Par conséquent, il ressort du descriptif du terrain à bâtir et du procès-verbal de constat que les fondations du mur en parpaings ayant une fonction de soutènement mais également de clôture entre le fonds de Monsieur [J] et la placette intérieure du lotissement font partie de la parcelle [Cadastre 11] dont Monsieur [J] est propriétaire.
Il en résulte que le tribunal a justement retenu que Monsieur [J] étant propriétaire du mur de soutènement et de clôture ainsi que de la poutre qui y est ancrée était irrecevable en ses demandes, pour défaut de qualité à agir au titre d’un empiètement d’un fonds tiers sur son propre fonds.
Par ailleurs, il appartient à Monsieur [J] de rapporter la preuve d’un vice caché lors de la vente, à savoir la présence d’une poutre empiètant sur sa parcelle.

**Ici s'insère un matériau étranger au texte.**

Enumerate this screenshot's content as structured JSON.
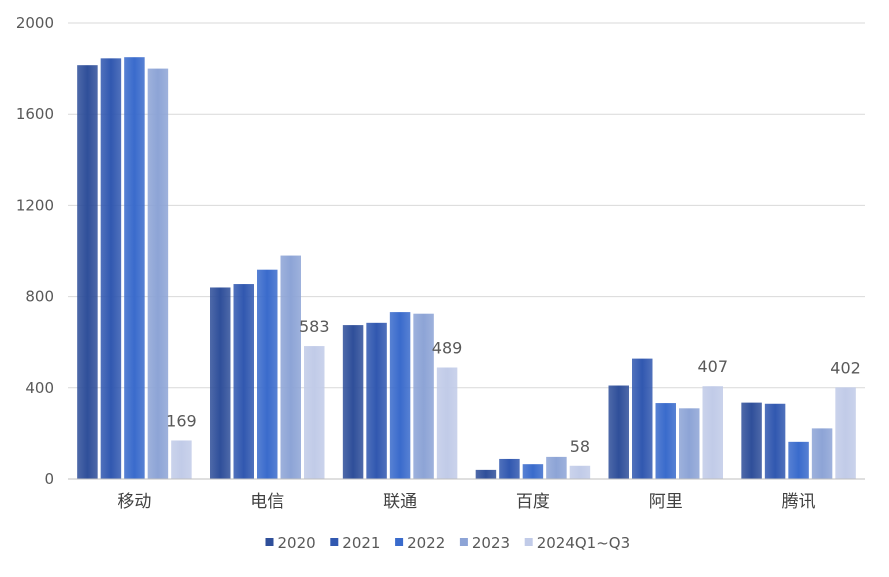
{
  "chart_data": {
    "type": "bar",
    "categories": [
      "移动",
      "电信",
      "联通",
      "百度",
      "阿里",
      "腾讯"
    ],
    "series": [
      {
        "name": "2020",
        "color": "#2f4f9a",
        "values": [
          1815,
          840,
          675,
          40,
          410,
          335
        ]
      },
      {
        "name": "2021",
        "color": "#3158b0",
        "values": [
          1845,
          855,
          685,
          88,
          528,
          330
        ]
      },
      {
        "name": "2022",
        "color": "#3a6bcc",
        "values": [
          1850,
          918,
          732,
          65,
          333,
          163
        ]
      },
      {
        "name": "2023",
        "color": "#8da4d6",
        "values": [
          1800,
          980,
          725,
          97,
          310,
          222
        ]
      },
      {
        "name": "2024Q1~Q3",
        "color": "#c1cbe8",
        "values": [
          169,
          583,
          489,
          58,
          407,
          402
        ]
      }
    ],
    "data_labels": {
      "series": "2024Q1~Q3",
      "values": [
        "169",
        "583",
        "489",
        "58",
        "407",
        "402"
      ]
    },
    "y_ticks": [
      "0",
      "400",
      "800",
      "1200",
      "1600",
      "2000"
    ],
    "ylim": [
      0,
      2000
    ],
    "grid": true,
    "legend_position": "bottom",
    "title": "",
    "xlabel": "",
    "ylabel": ""
  }
}
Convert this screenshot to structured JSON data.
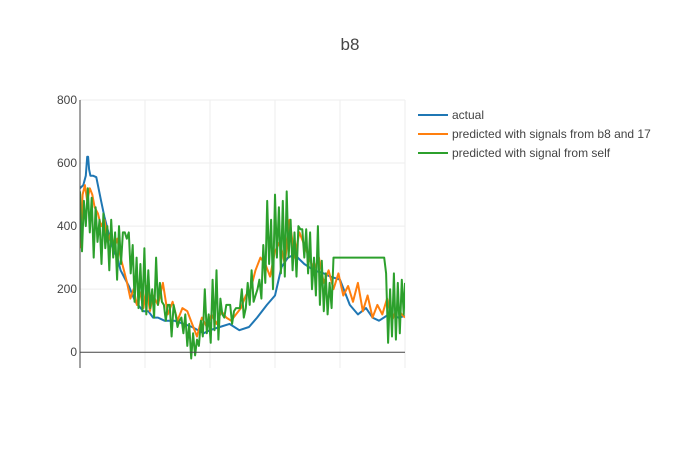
{
  "chart_data": {
    "type": "line",
    "title": "b8",
    "xlabel": "",
    "ylabel": "",
    "xlim": [
      0,
      1000
    ],
    "ylim": [
      -50,
      800
    ],
    "yticks": [
      0,
      200,
      400,
      600,
      800
    ],
    "xgrid": [
      0,
      200,
      400,
      600,
      800,
      1000
    ],
    "grid": true,
    "legend_position": "top-right",
    "series": [
      {
        "name": "actual",
        "color": "#1f77b4",
        "x": [
          0,
          10,
          18,
          22,
          25,
          28,
          32,
          40,
          50,
          65,
          75,
          85,
          95,
          105,
          115,
          125,
          135,
          150,
          170,
          195,
          210,
          225,
          240,
          260,
          290,
          320,
          345,
          380,
          400,
          430,
          460,
          490,
          520,
          545,
          575,
          600,
          620,
          640,
          660,
          690,
          720,
          750,
          770,
          800,
          830,
          855,
          880,
          900,
          920,
          950,
          980,
          1000
        ],
        "y": [
          520,
          530,
          560,
          620,
          620,
          580,
          560,
          560,
          555,
          480,
          430,
          390,
          345,
          320,
          300,
          260,
          240,
          210,
          160,
          130,
          130,
          110,
          110,
          100,
          100,
          90,
          80,
          60,
          70,
          80,
          90,
          70,
          80,
          110,
          150,
          180,
          270,
          300,
          310,
          280,
          260,
          250,
          240,
          230,
          150,
          120,
          140,
          110,
          100,
          120,
          110,
          115
        ]
      },
      {
        "name": "predicted with signals from b8 and 17",
        "color": "#ff7f0e",
        "x": [
          0,
          8,
          15,
          22,
          30,
          38,
          45,
          55,
          65,
          75,
          85,
          95,
          105,
          115,
          125,
          135,
          145,
          155,
          165,
          175,
          185,
          195,
          205,
          215,
          225,
          240,
          255,
          270,
          285,
          300,
          315,
          330,
          345,
          360,
          375,
          390,
          405,
          420,
          435,
          450,
          465,
          480,
          495,
          510,
          525,
          540,
          555,
          570,
          585,
          600,
          615,
          630,
          645,
          660,
          675,
          690,
          705,
          720,
          735,
          750,
          765,
          780,
          795,
          810,
          825,
          840,
          855,
          870,
          885,
          900,
          915,
          930,
          945,
          960,
          975,
          990,
          1000
        ],
        "y": [
          330,
          500,
          530,
          480,
          520,
          500,
          460,
          440,
          400,
          420,
          350,
          380,
          330,
          360,
          300,
          260,
          220,
          170,
          200,
          150,
          190,
          140,
          210,
          130,
          180,
          150,
          220,
          120,
          160,
          100,
          140,
          130,
          90,
          50,
          110,
          80,
          120,
          90,
          130,
          110,
          100,
          120,
          140,
          180,
          200,
          260,
          300,
          280,
          240,
          320,
          350,
          280,
          420,
          300,
          380,
          340,
          300,
          260,
          300,
          220,
          260,
          200,
          250,
          180,
          210,
          160,
          220,
          130,
          180,
          110,
          150,
          120,
          170,
          100,
          140,
          120,
          110
        ]
      },
      {
        "name": "predicted with signal from self",
        "color": "#2ca02c",
        "x": [
          0,
          6,
          12,
          18,
          24,
          30,
          36,
          42,
          48,
          54,
          60,
          66,
          72,
          78,
          84,
          90,
          96,
          102,
          108,
          114,
          120,
          126,
          132,
          138,
          144,
          150,
          156,
          162,
          168,
          174,
          180,
          186,
          192,
          198,
          204,
          210,
          216,
          222,
          228,
          234,
          240,
          246,
          252,
          258,
          264,
          270,
          276,
          282,
          288,
          294,
          300,
          306,
          312,
          318,
          324,
          330,
          336,
          342,
          348,
          354,
          360,
          366,
          372,
          378,
          384,
          390,
          396,
          402,
          408,
          414,
          420,
          426,
          432,
          438,
          444,
          450,
          456,
          462,
          468,
          474,
          480,
          486,
          492,
          498,
          504,
          510,
          516,
          522,
          528,
          534,
          540,
          546,
          552,
          558,
          564,
          570,
          576,
          582,
          588,
          594,
          600,
          606,
          612,
          618,
          624,
          630,
          636,
          642,
          648,
          654,
          660,
          666,
          672,
          678,
          684,
          690,
          696,
          702,
          708,
          714,
          720,
          726,
          732,
          738,
          744,
          750,
          756,
          762,
          768,
          774,
          780,
          786,
          792,
          798,
          804,
          810,
          816,
          822,
          828,
          834,
          840,
          846,
          852,
          858,
          864,
          870,
          876,
          882,
          888,
          894,
          900,
          906,
          912,
          918,
          924,
          930,
          936,
          942,
          948,
          954,
          960,
          966,
          972,
          978,
          984,
          990,
          996,
          1000
        ],
        "y": [
          510,
          320,
          480,
          400,
          520,
          380,
          490,
          300,
          460,
          350,
          420,
          280,
          440,
          330,
          400,
          260,
          420,
          300,
          380,
          230,
          400,
          280,
          380,
          380,
          360,
          380,
          250,
          340,
          160,
          300,
          140,
          280,
          130,
          330,
          120,
          260,
          140,
          200,
          110,
          300,
          150,
          220,
          160,
          150,
          100,
          150,
          150,
          50,
          150,
          120,
          80,
          100,
          110,
          60,
          120,
          20,
          90,
          -20,
          60,
          -10,
          40,
          20,
          100,
          50,
          200,
          60,
          120,
          30,
          230,
          70,
          260,
          40,
          170,
          120,
          110,
          150,
          150,
          150,
          90,
          130,
          140,
          140,
          140,
          200,
          110,
          140,
          220,
          150,
          260,
          160,
          180,
          200,
          230,
          170,
          340,
          220,
          480,
          280,
          420,
          200,
          500,
          300,
          460,
          250,
          480,
          240,
          510,
          300,
          420,
          260,
          380,
          240,
          400,
          390,
          390,
          300,
          390,
          250,
          380,
          200,
          300,
          180,
          400,
          150,
          290,
          130,
          250,
          120,
          220,
          140,
          300,
          300,
          300,
          300,
          300,
          300,
          300,
          300,
          300,
          300,
          300,
          300,
          300,
          300,
          300,
          300,
          300,
          300,
          300,
          300,
          300,
          300,
          300,
          300,
          300,
          300,
          300,
          250,
          30,
          200,
          50,
          250,
          40,
          220,
          60,
          230,
          120,
          220
        ]
      }
    ]
  }
}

Or, force est de constater qu’il ressort du procès-verbal de constat du 6 septembre 2017 que la poutre ancrée dans le mur de soutènement était manifestement apparente et Monsieur [J] ne produit aucun élément au dossier permettant d’établir que cette poutre lui aurait été cachée lors de la vente en 2015 ni de contredire les affirmations de la SARL Spot faisant état de l’absence de travaux depuis la vente de l’immeuble aux époux [O] le 7 mai 2004, le descriptif de terrain à bâtir annexé à l’acte de vente du 25 août 2015 mentionnant notamment que la façade du lot n° 23 sur la placette était matérialisée par la fondation du futur mur de clôture constitué d’une rangée de blocs faisant partie de la propriété du présent lot, de sorte que les fondations étaient apparentes ainsi que la poutre litigieuse.
Lors de la délivrance de son assignation en 2019, Monsieur [J] était en conséquence forclos en son action résultant des vices rédhibitoires prévue par l’article 1648 du code civil, étant rappelé que sa demande au titre d’un empiètement de la poutre sur son fonds était en tout état de cause irrecevable pour défaut de qualité à agir.
Le jugement sera donc confirmé en toutes ses dispositions.
PAR CES MOTIFS :
La cour,
Confirme le jugement en toutes ses dispositions ;
Condamne Monsieur [G] [J] à payer à la SARL Spot la somme de 3000 euros au titre de l’article 700 du code de procédure civile, pour ses frais engagés en appel ;
Condamne Monsieur [G] [J] aux entiers dépens d’appel.